According to McKinsey, EI in business typically reveals itself through interconnected characteristics that include a strong sense of self-empowerment and self-regulation, which helps employees make decisions on the spot if necessary, and an awareness of other people’s feelings.
An example mentioned was a 2004 decision by Bank of America to recruit branch managers from retailers such as The Gap and Best Buy because the bank found that “they get the retail mindset and we get them to understand banking, they like being on their feet and don’t want to sit behind a desk”.
Another North American bank found evidence of the link between customer loyalty and value creation when analysing a 50 per cent gap in the performance of its best and worst branches.
“Surveys conducted by the bank pointed to a distinguishing feature of the better performing branches; the ability to turn moments of truth to advantage by solving problems effectively and willingly to emphasise the financial needs of customers over the branches’ own sales priorities,” McKinsey says.
MinRes moves
CHRIS Ellison, chief executive of lithium and iron ore miner Mineral Resources, touched on a red-hot international issue last month when he shuffled the company’s asset portfolio to exit (for now) lithium chemical processing in favour of simply mining and upgrading ore.
The rearrangement involved MinRes’s exit from a minority position in the Kemerton lithium refinery in Western Australia’s south, run by US chemical specialist Albemarle, and increase its stake in the Wodgina mine and processing plant in the north.
In an associated move, Mr Ellison declined to partner Albemarle in a Chinese lithium processing opportunity, instead announcing a move to investigate developing its own processing plant, perhaps in Australia or perhaps somewhere else.
The key to deciding whether MinRes invests in its own lithium refinery is actually two questions: where and who helps meet the cost?
MinRes is effectively at the sharp end of the return of a deeply inefficient way of government involvement with business: taxpayer-funded subsidies of the sort that had largely disappeared with globalisation and free trade agreements.
No-one can blame Mr Ellison for seeking government assistance in expanding its lithium business because it seems that everyone else is doing it (and to not ask for a low-interest government loan, special tax treatment or cheap access to land risks being uncompetitive).

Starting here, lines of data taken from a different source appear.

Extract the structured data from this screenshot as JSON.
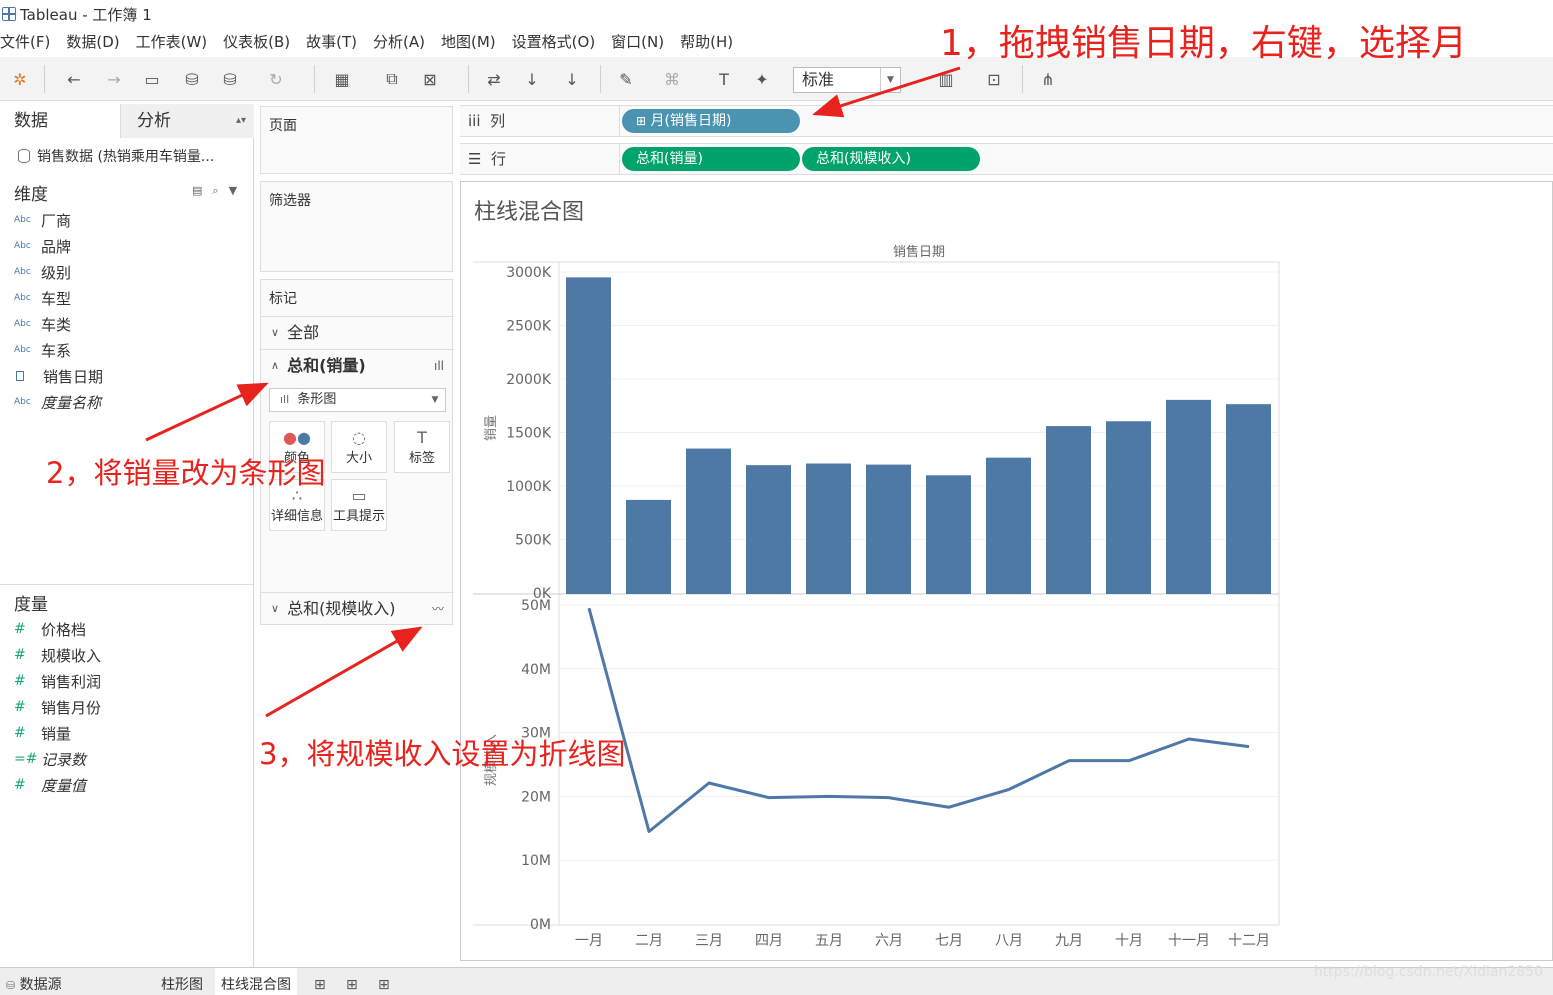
{
  "window": {
    "title": "Tableau - 工作簿 1"
  },
  "menu": [
    "文件(F)",
    "数据(D)",
    "工作表(W)",
    "仪表板(B)",
    "故事(T)",
    "分析(A)",
    "地图(M)",
    "设置格式(O)",
    "窗口(N)",
    "帮助(H)"
  ],
  "toolbar": {
    "fit_select": "标准"
  },
  "left_pane": {
    "tab_data": "数据",
    "tab_analysis": "分析",
    "datasource": "销售数据 (热销乘用车销量...",
    "dimensions_title": "维度",
    "dimensions": [
      {
        "label": "厂商",
        "icon": "Abc"
      },
      {
        "label": "品牌",
        "icon": "Abc"
      },
      {
        "label": "级别",
        "icon": "Abc"
      },
      {
        "label": "车型",
        "icon": "Abc"
      },
      {
        "label": "车类",
        "icon": "Abc"
      },
      {
        "label": "车系",
        "icon": "Abc"
      },
      {
        "label": "销售日期",
        "icon": "calendar-icon"
      },
      {
        "label": "度量名称",
        "icon": "Abc"
      }
    ],
    "measures_title": "度量",
    "measures": [
      {
        "label": "价格档",
        "icon": "#"
      },
      {
        "label": "规模收入",
        "icon": "#"
      },
      {
        "label": "销售利润",
        "icon": "#"
      },
      {
        "label": "销售月份",
        "icon": "#"
      },
      {
        "label": "销量",
        "icon": "#"
      },
      {
        "label": "记录数",
        "icon": "=#"
      },
      {
        "label": "度量值",
        "icon": "#"
      }
    ]
  },
  "cards": {
    "pages": "页面",
    "filters": "筛选器",
    "marks": "标记",
    "all": "全部",
    "sales_card": "总和(销量)",
    "mark_type": "条形图",
    "color": "颜色",
    "size": "大小",
    "label": "标签",
    "detail": "详细信息",
    "tooltip": "工具提示",
    "revenue_card": "总和(规模收入)"
  },
  "shelves": {
    "columns_label": "列",
    "rows_label": "行",
    "columns_pill": "月(销售日期)",
    "rows_pills": [
      "总和(销量)",
      "总和(规模收入)"
    ]
  },
  "bottom": {
    "datasource_tab": "数据源",
    "sheets": [
      "柱形图",
      "柱线混合图"
    ],
    "active_sheet": "柱线混合图",
    "watermark": "https://blog.csdn.net/Xidian2850"
  },
  "annotations": [
    "1，拖拽销售日期，右键，选择月",
    "2，将销量改为条形图",
    "3，将规模收入设置为折线图"
  ],
  "chart_data": {
    "type": "bar",
    "title": "柱线混合图",
    "header": "销售日期",
    "categories": [
      "一月",
      "二月",
      "三月",
      "四月",
      "五月",
      "六月",
      "七月",
      "八月",
      "九月",
      "十月",
      "十一月",
      "十二月"
    ],
    "panes": [
      {
        "type": "bar",
        "ylabel": "销量",
        "ylim": [
          0,
          3000000
        ],
        "yticks": [
          "0K",
          "500K",
          "1000K",
          "1500K",
          "2000K",
          "2500K",
          "3000K"
        ],
        "color": "#4e79a7",
        "values": [
          2950000,
          870000,
          1350000,
          1195000,
          1210000,
          1200000,
          1100000,
          1265000,
          1560000,
          1605000,
          1805000,
          1765000
        ]
      },
      {
        "type": "line",
        "ylabel": "规模收入",
        "ylim": [
          0,
          50000000
        ],
        "yticks": [
          "0M",
          "10M",
          "20M",
          "30M",
          "40M",
          "50M"
        ],
        "color": "#4e79a7",
        "values": [
          49500000,
          14500000,
          22100000,
          19800000,
          20000000,
          19800000,
          18300000,
          21100000,
          25600000,
          25600000,
          29000000,
          27800000
        ]
      }
    ],
    "grid": true
  }
}
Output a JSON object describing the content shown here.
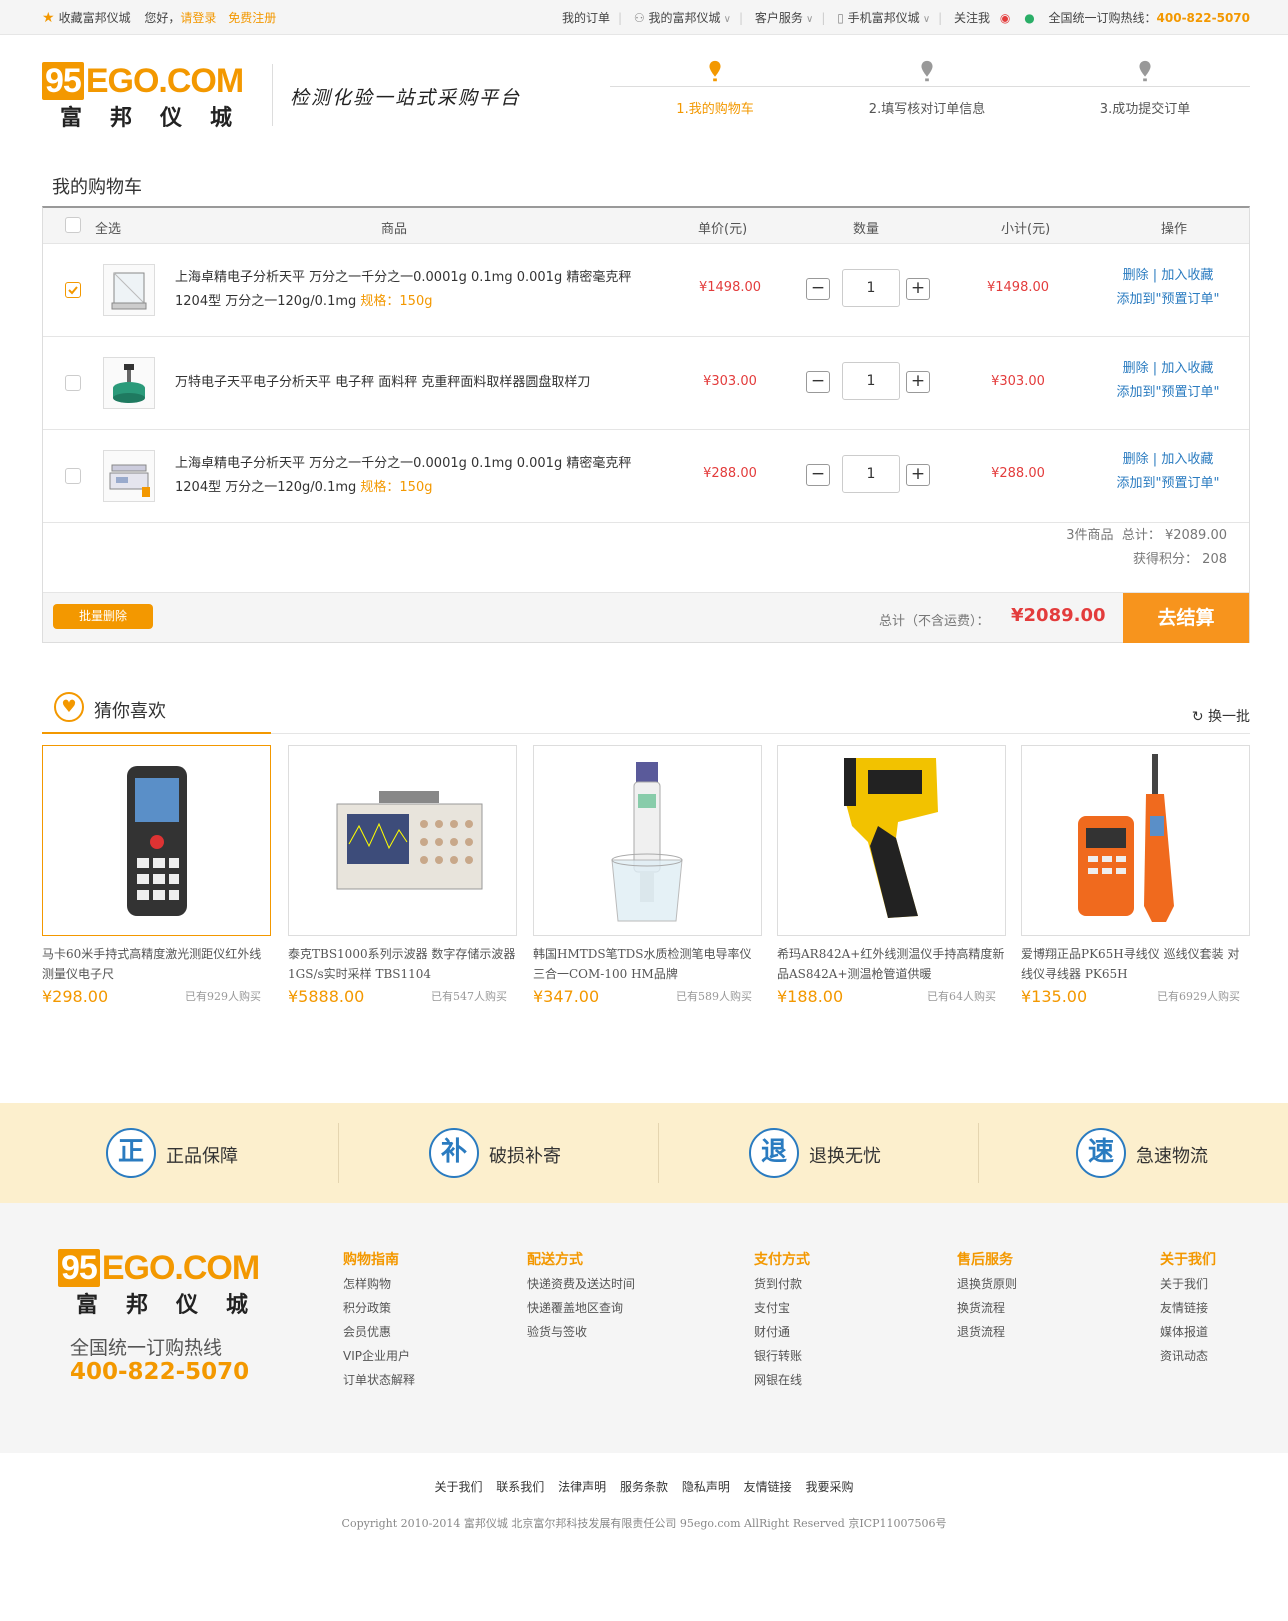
{
  "topbar": {
    "fav": "收藏富邦仪城",
    "hello": "您好，",
    "login": "请登录",
    "register": "免费注册",
    "nav": [
      "我的订单",
      "我的富邦仪城",
      "客户服务",
      "手机富邦仪城",
      "关注我"
    ],
    "hotline_label": "全国统一订购热线：",
    "hotline": "400-822-5070"
  },
  "header": {
    "logo_en": "95EGO.COM",
    "logo_n": "95",
    "logo_rest": "EGO.COM",
    "logo_cn": "富邦仪城",
    "slogan": "检测化验一站式采购平台",
    "steps": [
      "1.我的购物车",
      "2.填写核对订单信息",
      "3.成功提交订单"
    ]
  },
  "cart": {
    "title": "我的购物车",
    "headers": {
      "select_all": "全选",
      "product": "商品",
      "unit_price": "单价(元)",
      "qty": "数量",
      "subtotal": "小计(元)",
      "ops": "操作"
    },
    "items": [
      {
        "name": "上海卓精电子分析天平 万分之一千分之一0.0001g 0.1mg 0.001g 精密毫克秤 1204型 万分之一120g/0.1mg",
        "spec": "规格：150g",
        "price": "¥1498.00",
        "qty": "1",
        "subtotal": "¥1498.00",
        "checked": true
      },
      {
        "name": "万特电子天平电子分析天平 电子秤 面料秤 克重秤面料取样器圆盘取样刀",
        "spec": "",
        "price": "¥303.00",
        "qty": "1",
        "subtotal": "¥303.00",
        "checked": false
      },
      {
        "name": "上海卓精电子分析天平 万分之一千分之一0.0001g 0.1mg 0.001g 精密毫克秤 1204型 万分之一120g/0.1mg",
        "spec": "规格：150g",
        "price": "¥288.00",
        "qty": "1",
        "subtotal": "¥288.00",
        "checked": false
      }
    ],
    "ops": {
      "delete": "删除",
      "sep": "|",
      "fav": "加入收藏",
      "preset": "添加到\"预置订单\""
    },
    "summary": {
      "count": "3件商品",
      "total_lbl": "总计：",
      "total": "¥2089.00",
      "points_lbl": "获得积分：",
      "points": "208"
    },
    "batch_delete": "批量删除",
    "grand_lbl": "总计（不含运费）：",
    "grand": "¥2089.00",
    "checkout": "去结算"
  },
  "guess": {
    "title": "猜你喜欢",
    "refresh": "换一批",
    "items": [
      {
        "title": "马卡60米手持式高精度激光测距仪红外线测量仪电子尺",
        "price": "¥298.00",
        "bought": "已有929人购买"
      },
      {
        "title": "泰克TBS1000系列示波器 数字存储示波器1GS/s实时采样 TBS1104",
        "price": "¥5888.00",
        "bought": "已有547人购买"
      },
      {
        "title": "韩国HMTDS笔TDS水质检测笔电导率仪三合一COM-100 HM品牌",
        "price": "¥347.00",
        "bought": "已有589人购买"
      },
      {
        "title": "希玛AR842A+红外线测温仪手持高精度新品AS842A+测温枪管道供暖",
        "price": "¥188.00",
        "bought": "已有64人购买"
      },
      {
        "title": "爱博翔正品PK65H寻线仪 巡线仪套装 对线仪寻线器 PK65H",
        "price": "¥135.00",
        "bought": "已有6929人购买"
      }
    ]
  },
  "guarantee": [
    {
      "icon": "正",
      "label": "正品保障"
    },
    {
      "icon": "补",
      "label": "破损补寄"
    },
    {
      "icon": "退",
      "label": "退换无忧"
    },
    {
      "icon": "速",
      "label": "急速物流"
    }
  ],
  "footer": {
    "hotline_lbl": "全国统一订购热线",
    "hotline": "400-822-5070",
    "cols": [
      {
        "h": "购物指南",
        "items": [
          "怎样购物",
          "积分政策",
          "会员优惠",
          "VIP企业用户",
          "订单状态解释"
        ]
      },
      {
        "h": "配送方式",
        "items": [
          "快递资费及送达时间",
          "快递覆盖地区查询",
          "验货与签收"
        ]
      },
      {
        "h": "支付方式",
        "items": [
          "货到付款",
          "支付宝",
          "财付通",
          "银行转账",
          "网银在线"
        ]
      },
      {
        "h": "售后服务",
        "items": [
          "退换货原则",
          "换货流程",
          "退货流程"
        ]
      },
      {
        "h": "关于我们",
        "items": [
          "关于我们",
          "友情链接",
          "媒体报道",
          "资讯动态"
        ]
      }
    ],
    "links": [
      "关于我们",
      "联系我们",
      "法律声明",
      "服务条款",
      "隐私声明",
      "友情链接",
      "我要采购"
    ],
    "copyright": "Copyright 2010-2014 富邦仪城  北京富尔邦科技发展有限责任公司 95ego.com  AllRight Reserved 京ICP11007506号"
  },
  "colors": {
    "accent": "#f39800",
    "price": "#e33c3c",
    "link": "#2a7bc0"
  }
}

Unchecked, the subsidy game
– which is easy for politicians to play because it’s not their money – threatens to distort global capital flows, leading to distorted decisions such as forcing taxpayers to fund failing industries.
Chief villain in the return to an era of subsidy wars is the US, which has just introduced the $US500 billion Inflation Reduction Act.
The IRA aims to rebuild US manufacturing capacity, especially in computer chips and new energy technologies.
However, the result is also shaping as a spectacular distortion of trade and investment.
Naming right
WHAT’S in a name? Lots, if you follow the latest moves of billionaires Andrew Forrest and Elon Musk, who have changed the names of two prominent businesses for a possible marketing and image advantage.
Mr Musk has turned Twitter, a social media platform into X, a move that appears to have added little to the value of a business in decline.
Mr Forrest has dropped ‘Metals Group’ from the formal name of Fortescue Metals Group. The change to Fortescue includes redefining the company as “a global green energy and metals company”.
And you thought it was an iron ore miner.
Time will tell whether Mr Forrest has been too quick in putting the green horse in front of the iron ore cart; a switch that could produce unintended consequences.